Pourboires numériques : clients et restaurateurs expriment leur mécontentement

La pratique des pourboires numériques dans les restaurants suscite de plus en plus de critiques. Ce phénomène, qui s’est intensifié avec l’usage croissant des paiements par carte, est perçu par certains comme une pression indue sur les clients. Ce vendredi 24 juillet, sur le plateau des Grandes Gueules, plusieurs intervenants ont partagé leurs avis sur cette question controversée.

EN BREF

  • Les pourboires numériques provoquent un sentiment de culpabilité chez les clients.
  • Des restaurateurs soulignent que cette pratique dénature le service.
  • Certains clients préfèrent donner des pourboires en espèces, lorsqu’ils en ont la possibilité.

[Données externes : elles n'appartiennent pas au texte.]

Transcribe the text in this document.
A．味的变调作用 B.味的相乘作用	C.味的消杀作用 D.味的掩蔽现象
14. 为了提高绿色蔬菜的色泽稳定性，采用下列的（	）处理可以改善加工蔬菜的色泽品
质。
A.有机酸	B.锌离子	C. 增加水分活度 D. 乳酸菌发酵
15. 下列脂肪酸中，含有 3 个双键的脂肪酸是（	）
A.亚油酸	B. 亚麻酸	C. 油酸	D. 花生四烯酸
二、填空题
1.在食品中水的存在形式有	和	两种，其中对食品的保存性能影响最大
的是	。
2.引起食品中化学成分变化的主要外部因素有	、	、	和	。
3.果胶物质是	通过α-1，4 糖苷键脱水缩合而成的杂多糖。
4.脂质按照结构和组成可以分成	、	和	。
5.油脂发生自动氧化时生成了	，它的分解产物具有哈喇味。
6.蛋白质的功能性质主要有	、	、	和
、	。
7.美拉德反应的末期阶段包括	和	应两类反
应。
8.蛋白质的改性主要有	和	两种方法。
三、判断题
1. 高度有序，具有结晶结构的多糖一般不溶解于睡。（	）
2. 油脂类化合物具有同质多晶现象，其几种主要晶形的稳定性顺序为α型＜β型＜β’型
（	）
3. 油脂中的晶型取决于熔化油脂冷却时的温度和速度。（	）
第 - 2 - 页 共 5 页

Au moment de régler l’addition, les clients se retrouvent souvent face à un terminal de paiement qui propose des options de pourboire en pourcentage. Cette situation peut entraîner un certain malaise, comme l’a souligné Olivier Truchot. « Lorsque l’on vous tend la machine, on vous demande 5, 10 ou 20 % pour le pourboire. Si vous choisissez ‘non’, le serveur le voit et cela peut vous faire sentir coupable », a-t-il exprimé.

Pour Zoran Spasojevic, restaurateur, cette méthode est inacceptable. « Nous ne pratiquons pas cela, car cela dénature le travail du serveur et le principe même du service », a-t-il affirmé sur RMC Story. Selon lui, le pourboire devrait être un acte volontaire, récompensant un bon service, et non une obligation. Il a également souligné que les clients qui fréquentent son établissement contribuent déjà à l’économie en choisissant de déjeuner ou dîner au restaurant.

De son côté, l’avocate Sandrine Pégand a dénoncé la « culpabilisation » des clients. Ayant été serveuse elle-même pendant dix ans pour financer ses études, elle considère que « le pourboire est une reconnaissance, mais cela ne doit pas être forcé ». Pégand ajoute que la qualité du service doit également être prise en compte : « Si le serveur a été insupportable, il ne mérite pas de pourboire ».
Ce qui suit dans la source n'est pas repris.